DwarfCompileUnit::includeMinimalInlineScopes, emission kind: 1
useSplitDwarf: 0
Skeleton: (nil)

where emission kind: 1 means FullDebug: https://code.google.com/p/chromium/codesearch#chromium/src/third_party/llvm/include/llvm/IR/DIBuilder.h&q=DIBuilder&sq=package:chromium&type=cs&l=71

Now, I have another hypothesis, which also explains the speed up: instead of sorting after each insertion into the vector, I sort them once.
If that's true, the CL could be slightly simplified. I have started a new Chrome linking process which should provide us with this info in about 15 minutes.

krasin updated this revision to Diff 37650.Oct 16 2015, 3:54 PM
krasin edited edge metadata.

sync

Now, I have a better explanation what happens here.

  1. As in trunk, stable_sort is called many times, requiring to do a lot of unnecessary work after each small update of the vector. The memory gets shuffled, the cache gets polluted, the time is wasted.
  1. This CL only sorts, when it's really needed. While sorting puts the contents of the vector into the cache (thus evicting other useful info), these contents are immediately used by the caller of findImportedEntitiesForScope, so we actually warm up the cache!
  1. I tried to place the sort invocation right after the loop in DwarfDebug::constructAndAddImportedEntityDIE, but then I realized that it's not correct, as findImportedEntitiesForScope could be called from within the loop. Also, that's actually slower than the current CL by 2 minutes.

Please, take another look.

krasin updated this object.Oct 16 2015, 4:00 PM

David, friendly ping. :)

It'd be nice if we could sort immediately after populating - but the issue
you've identified is that we use it within the body of the for(CUs) loop
after we've added them for one CU?

What about if we sunk the data structure down into the DwarfUnit (actually
we should be able to sink it into DwarfCompileUnit - these specific scopes
should never appear in DwarfTypeUnits)?
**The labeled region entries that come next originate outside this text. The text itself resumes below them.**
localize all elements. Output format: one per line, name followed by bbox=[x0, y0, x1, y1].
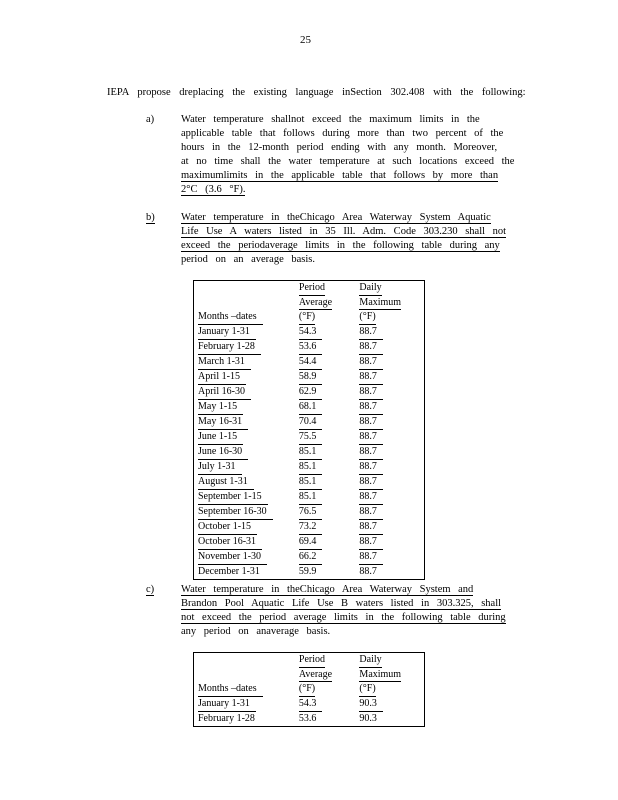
table-row bbox=[194, 370, 425, 385]
cell-months: April 1-15 bbox=[198, 370, 246, 385]
para-a-line: at no time shall the water temperature at such locations exceed the bbox=[181, 156, 515, 167]
para-b-line: Life Use A waters listed in 35 Ill. Adm. Code 303.230 shall not bbox=[181, 226, 507, 237]
para-a-label: a) bbox=[146, 114, 155, 125]
cell-months: January 1-31 bbox=[198, 325, 256, 340]
cell-months: December 1-31 bbox=[198, 565, 260, 577]
cell-daily-maximum: 90.3 bbox=[359, 697, 383, 712]
cell-daily-maximum: 88.7 bbox=[359, 520, 383, 535]
header-months: Months –dates bbox=[198, 310, 263, 325]
header-average: Average bbox=[299, 668, 332, 683]
table-header-row bbox=[194, 653, 425, 697]
cell-period-average: 70.4 bbox=[299, 415, 323, 430]
para-a-line: hours in the 12-month period ending with any month. Moreover, bbox=[181, 142, 498, 153]
cell-months: January 1-31 bbox=[198, 697, 256, 712]
header-maximum: Maximum bbox=[359, 668, 401, 683]
cell-months: September 1-15 bbox=[198, 490, 268, 505]
header-period: Period bbox=[299, 281, 325, 296]
header-daily: Daily bbox=[359, 653, 381, 668]
header-unit: (°F) bbox=[299, 310, 315, 325]
table-row bbox=[194, 415, 425, 430]
para-a-line: 2°C (3.6 °F). bbox=[181, 184, 246, 195]
header-unit: (°F) bbox=[359, 682, 375, 697]
temperature-table-c bbox=[193, 652, 425, 727]
cell-period-average: 53.6 bbox=[298, 712, 317, 724]
cell-period-average: 76.5 bbox=[299, 505, 323, 520]
cell-daily-maximum: 88.7 bbox=[359, 565, 377, 577]
table-row bbox=[194, 385, 425, 400]
table-row bbox=[194, 430, 425, 445]
cell-period-average: 62.9 bbox=[299, 385, 323, 400]
header-unit: (°F) bbox=[359, 310, 375, 325]
table-row bbox=[194, 475, 425, 490]
cell-daily-maximum: 88.7 bbox=[359, 370, 383, 385]
cell-months: June 16-30 bbox=[198, 445, 248, 460]
cell-period-average: 58.9 bbox=[299, 370, 323, 385]
para-c-line: Brandon Pool Aquatic Life Use B waters listed in 303.325, shall bbox=[181, 598, 502, 609]
cell-period-average: 85.1 bbox=[299, 460, 323, 475]
table-row bbox=[194, 325, 425, 340]
cell-months: March 1-31 bbox=[198, 355, 251, 370]
cell-months: October 1-15 bbox=[198, 520, 257, 535]
cell-daily-maximum: 88.7 bbox=[359, 460, 383, 475]
table-header-row bbox=[194, 281, 425, 325]
cell-period-average: 54.3 bbox=[299, 325, 323, 340]
cell-daily-maximum: 88.7 bbox=[359, 355, 383, 370]
cell-period-average: 73.2 bbox=[299, 520, 323, 535]
cell-daily-maximum: 88.7 bbox=[359, 385, 383, 400]
para-b-line: Water temperature in theChicago Area Waterway System Aquatic bbox=[181, 212, 491, 223]
cell-period-average: 59.9 bbox=[298, 565, 317, 577]
para-a-line: Water temperature shallnot exceed the maximum limits in the bbox=[181, 114, 480, 125]
temperature-table-b bbox=[193, 280, 425, 580]
cell-months: August 1-31 bbox=[198, 475, 254, 490]
para-a-line: maximumlimits in the applicable table that follows by more than bbox=[181, 170, 499, 181]
cell-period-average: 69.4 bbox=[299, 535, 323, 550]
cell-months: September 16-30 bbox=[198, 505, 273, 520]
table-row bbox=[194, 355, 425, 370]
table-row bbox=[194, 697, 425, 712]
cell-period-average: 68.1 bbox=[299, 400, 323, 415]
cell-daily-maximum: 88.7 bbox=[359, 535, 383, 550]
cell-months: May 16-31 bbox=[198, 415, 248, 430]
cell-daily-maximum: 88.7 bbox=[359, 550, 383, 565]
cell-daily-maximum: 88.7 bbox=[359, 490, 383, 505]
table-row bbox=[194, 400, 425, 415]
cell-months: May 1-15 bbox=[198, 400, 243, 415]
table-row bbox=[194, 550, 425, 565]
table-row bbox=[194, 460, 425, 475]
cell-months: October 16-31 bbox=[198, 535, 262, 550]
cell-daily-maximum: 88.7 bbox=[359, 325, 383, 340]
para-c-line: not exceed the period average limits in the following table during bbox=[181, 612, 506, 623]
header-unit: (°F) bbox=[299, 682, 315, 697]
table-row bbox=[194, 490, 425, 505]
cell-daily-maximum: 88.7 bbox=[359, 400, 383, 415]
para-c-label: c) bbox=[146, 584, 155, 595]
table-row bbox=[194, 535, 425, 550]
para-a-line: applicable table that follows during more than two percent of the bbox=[181, 128, 504, 139]
header-months: Months –dates bbox=[198, 682, 263, 697]
cell-period-average: 54.4 bbox=[299, 355, 323, 370]
cell-daily-maximum: 88.7 bbox=[359, 415, 383, 430]
cell-daily-maximum: 88.7 bbox=[359, 505, 383, 520]
cell-period-average: 54.3 bbox=[299, 697, 323, 712]
table-row bbox=[194, 712, 425, 727]
para-c-line: any period on anaverage basis. bbox=[181, 626, 331, 637]
cell-period-average: 85.1 bbox=[299, 490, 323, 505]
para-b-label: b) bbox=[146, 212, 155, 223]
cell-daily-maximum: 88.7 bbox=[359, 475, 383, 490]
cell-months: February 1-28 bbox=[198, 340, 261, 355]
intro-text: IEPA propose dreplacing the existing language inSection 302.408 with the following: bbox=[107, 87, 526, 98]
table-row bbox=[194, 340, 425, 355]
cell-daily-maximum: 88.7 bbox=[359, 445, 383, 460]
para-b-line: period on an average basis. bbox=[181, 254, 315, 265]
cell-months: July 1-31 bbox=[198, 460, 242, 475]
para-b-line: exceed the periodaverage limits in the following table during any bbox=[181, 240, 500, 251]
header-daily: Daily bbox=[359, 281, 381, 296]
cell-daily-maximum: 90.3 bbox=[359, 712, 377, 724]
cell-period-average: 66.2 bbox=[299, 550, 323, 565]
cell-period-average: 75.5 bbox=[299, 430, 323, 445]
cell-daily-maximum: 88.7 bbox=[359, 430, 383, 445]
cell-months: April 16-30 bbox=[198, 385, 251, 400]
cell-months: June 1-15 bbox=[198, 430, 243, 445]
cell-months: February 1-28 bbox=[198, 712, 255, 724]
header-maximum: Maximum bbox=[359, 296, 401, 311]
header-average: Average bbox=[299, 296, 332, 311]
table-row bbox=[194, 520, 425, 535]
page-number: 25 bbox=[300, 34, 311, 46]
header-period: Period bbox=[299, 653, 325, 668]
table-row bbox=[194, 505, 425, 520]
cell-period-average: 53.6 bbox=[299, 340, 323, 355]
para-c-line: Water temperature in theChicago Area Waterway System and bbox=[181, 584, 474, 595]
table-row bbox=[194, 445, 425, 460]
cell-period-average: 85.1 bbox=[299, 445, 323, 460]
cell-daily-maximum: 88.7 bbox=[359, 340, 383, 355]
cell-period-average: 85.1 bbox=[299, 475, 323, 490]
cell-months: November 1-30 bbox=[198, 550, 267, 565]
table-row bbox=[194, 565, 425, 580]
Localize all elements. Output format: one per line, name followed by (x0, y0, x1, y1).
Then we would reduce the size of
the data structure to search through (since each query should know which
unit it's for - effectively bucketizing it) & be able to sort immediately
after populating, since it'll be "populate the map for this CU, sort it,
then never touch it again"?

It'd be nice if we could sort immediately after populating - but the issue
you've identified is that we use it within the body of the for(CUs) loop
after we've added them for one CU?

This is correct.

What about if we sunk the data structure down into the DwarfUnit (actually
we should be able to sink it into DwarfCompileUnit - these specific scopes
should never appear in DwarfTypeUnits)? Then we would reduce the size of
the data structure to search through (since each query should know which
unit it's for - effectively bucketizing it) & be able to sort immediately
after populating, since it'll be "populate the map for this CU, sort it,
then never touch it again"?

I tried that, see http://reviews.llvm.org/D13918. I did't optimize it for speed, it only loses a minute comparing to the current CL anyway.
The problem is that the resultant binary is different. My understanding is that it could not find some of the imported entries for the given scope, because they could end up in a different DwarfCompileUnit.

Have I understood your suggestion right?

krasin abandoned this revision.Oct 22 2015, 11:51 AM

I abandon this revision in favor of http://reviews.llvm.org/D13918
I have moved the collection into DwarfCompilationUnit, as it's the only user for the data.
I also use a DenseMap, as proposed by Peter.